CTLs can become activated after they detect infected cells presenting the offending viral antigens as part of surface antigen‐MHC‐I complexes. Successful presentation depends on the effective harboring of antigens by MHC‐I molecules via hydrogen bonds and salt bridge interactions that allow both high affinity with broader specificity. After docking and structure refinement, we analyzed interactions between individual CTL epitopes and HLA chains of their corresponding MHC class I supertype representative by MDs simulations. We observed multiple, maintained hydrogen bond interactions, in addition to the presence of salt‐bridges in three complexes. Collectively, these interactions indicate a potentially successful presentation of the epitopes by MHC class I molecules, thereby activating CTLs and generating immune responses. We compared the epitopes obtained in our study with epitopes predicted in the spike protein of MERS‐CoV and SARS‐CoV. , We found one overlapping CTL epitope between MERS‐CoV and 2019‐nCoV with one gap and one mismatch (YLQPRTFLL/YKLQPLTFLL), and no comparable epitopes with SARS‐CoV. In addition to the activation of CTLs, successful immunogens need to generate a persistent humoral immunity and in our study, we identified three sequential and five discontinuous B cell epitopes in the surface glycoprotein.

There are a few limitations of our study.

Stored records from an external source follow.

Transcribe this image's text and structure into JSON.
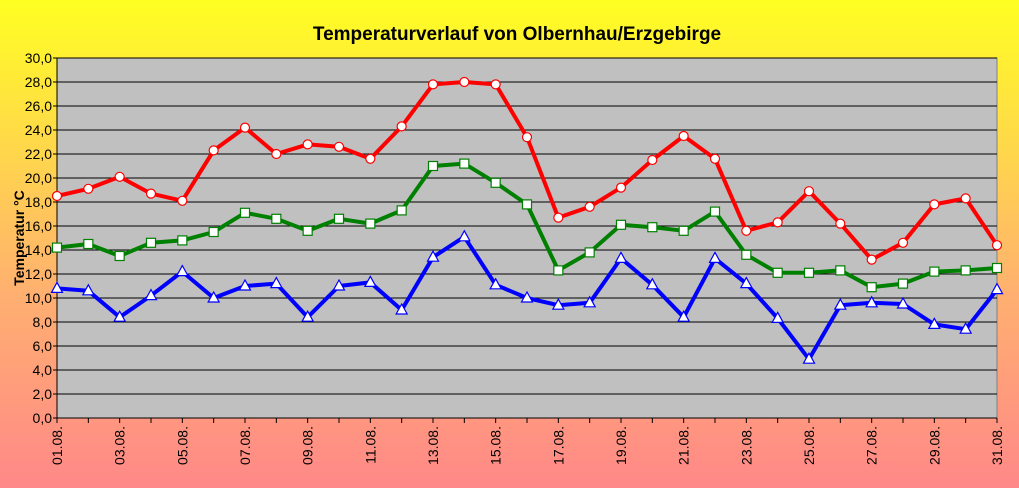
{
  "chart_data": {
    "type": "line",
    "title": "Temperaturverlauf von Olbernhau/Erzgebirge",
    "ylabel": "Temperatur °C",
    "xlabel": "",
    "ylim": [
      0,
      30
    ],
    "y_ticks": [
      "0,0",
      "2,0",
      "4,0",
      "6,0",
      "8,0",
      "10,0",
      "12,0",
      "14,0",
      "16,0",
      "18,0",
      "20,0",
      "22,0",
      "24,0",
      "26,0",
      "28,0",
      "30,0"
    ],
    "x": [
      "01.08.",
      "02.08.",
      "03.08.",
      "04.08.",
      "05.08.",
      "06.08.",
      "07.08.",
      "08.08.",
      "09.08.",
      "10.08.",
      "11.08.",
      "12.08.",
      "13.08.",
      "14.08.",
      "15.08.",
      "16.08.",
      "17.08.",
      "18.08.",
      "19.08.",
      "20.08.",
      "21.08.",
      "22.08.",
      "23.08.",
      "24.08.",
      "25.08.",
      "26.08.",
      "27.08.",
      "28.08.",
      "29.08.",
      "30.08.",
      "31.08."
    ],
    "x_tick_labels": [
      "01.08.",
      "03.08.",
      "05.08.",
      "07.08.",
      "09.08.",
      "11.08.",
      "13.08.",
      "15.08.",
      "17.08.",
      "19.08.",
      "21.08.",
      "23.08.",
      "25.08.",
      "27.08.",
      "29.08.",
      "31.08."
    ],
    "grid": true,
    "legend": "none",
    "plot_background": "#c0c0c0",
    "series": [
      {
        "color": "#ff0000",
        "marker": "circle",
        "values": [
          18.5,
          19.1,
          20.1,
          18.7,
          18.1,
          22.3,
          24.2,
          22.0,
          22.8,
          22.6,
          21.6,
          24.3,
          27.8,
          28.0,
          27.8,
          23.4,
          16.7,
          17.6,
          19.2,
          21.5,
          23.5,
          21.6,
          15.6,
          16.3,
          18.9,
          16.2,
          13.2,
          14.6,
          17.8,
          18.3,
          14.4
        ]
      },
      {
        "color": "#008000",
        "marker": "square",
        "values": [
          14.2,
          14.5,
          13.5,
          14.6,
          14.8,
          15.5,
          17.1,
          16.6,
          15.6,
          16.6,
          16.2,
          17.3,
          21.0,
          21.2,
          19.6,
          17.8,
          12.3,
          13.8,
          16.1,
          15.9,
          15.6,
          17.2,
          13.6,
          12.1,
          12.1,
          12.3,
          10.9,
          11.2,
          12.2,
          12.3,
          12.5
        ]
      },
      {
        "color": "#0000ff",
        "marker": "triangle",
        "values": [
          10.8,
          10.6,
          8.4,
          10.2,
          12.2,
          10.0,
          11.0,
          11.2,
          8.4,
          11.0,
          11.3,
          9.0,
          13.4,
          15.1,
          11.1,
          10.0,
          9.4,
          9.6,
          13.3,
          11.1,
          8.4,
          13.3,
          11.2,
          8.3,
          4.9,
          9.4,
          9.6,
          9.5,
          7.8,
          7.4,
          10.7
        ]
      }
    ]
  }
}
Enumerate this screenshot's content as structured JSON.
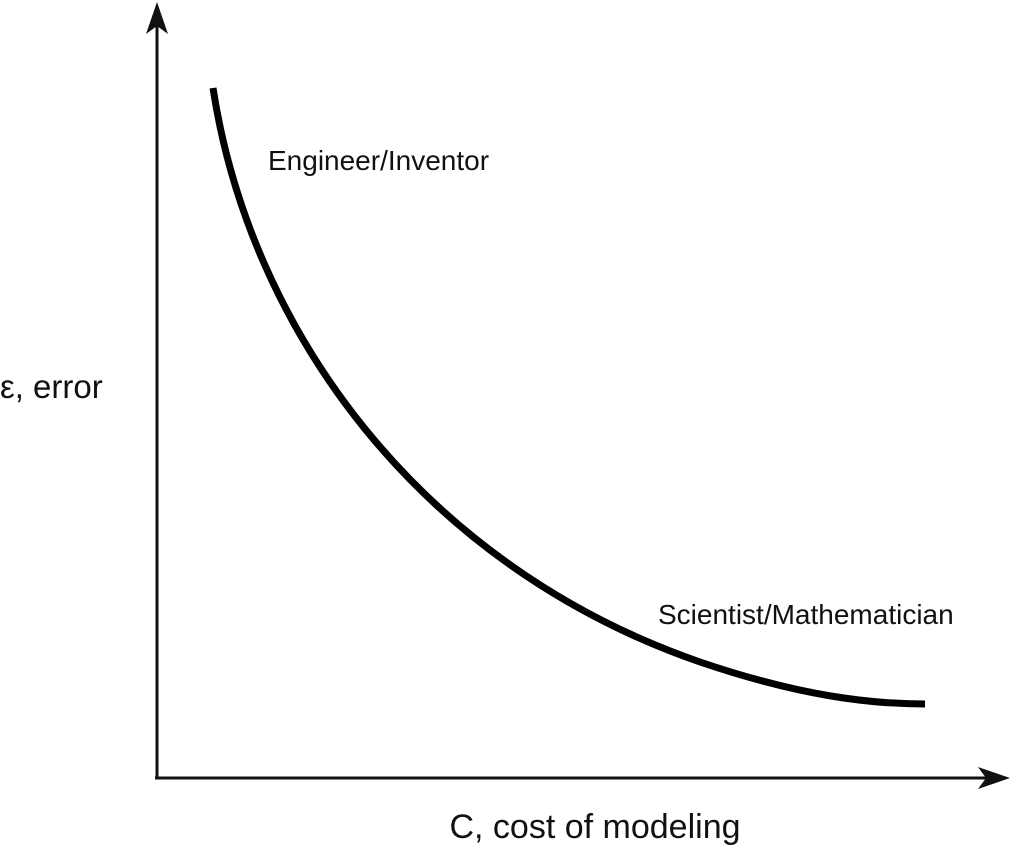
{
  "diagram": {
    "y_axis_label": "ε, error",
    "x_axis_label": "C, cost of modeling",
    "annotations": [
      "Engineer/Inventor",
      "Scientist/Mathematician"
    ]
  }
}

Epitope detection in glycoproteins is often complicated by the presence of covalently attached glycans. Modeling viral glycoproteins with the associated glycans is especially challenging due to the lack of related structures, although attempts have been made in hepatitis C and rabies. , Second, similar to other RNA virus, coronavirus replication is error‐prone, with a reported mutation rate of 4 × 10−4 substitutions per site per year in SARS‐CoV. This necessitates urgency in antiviral vaccine development before the identified epitopes are potentially rendered obsolete.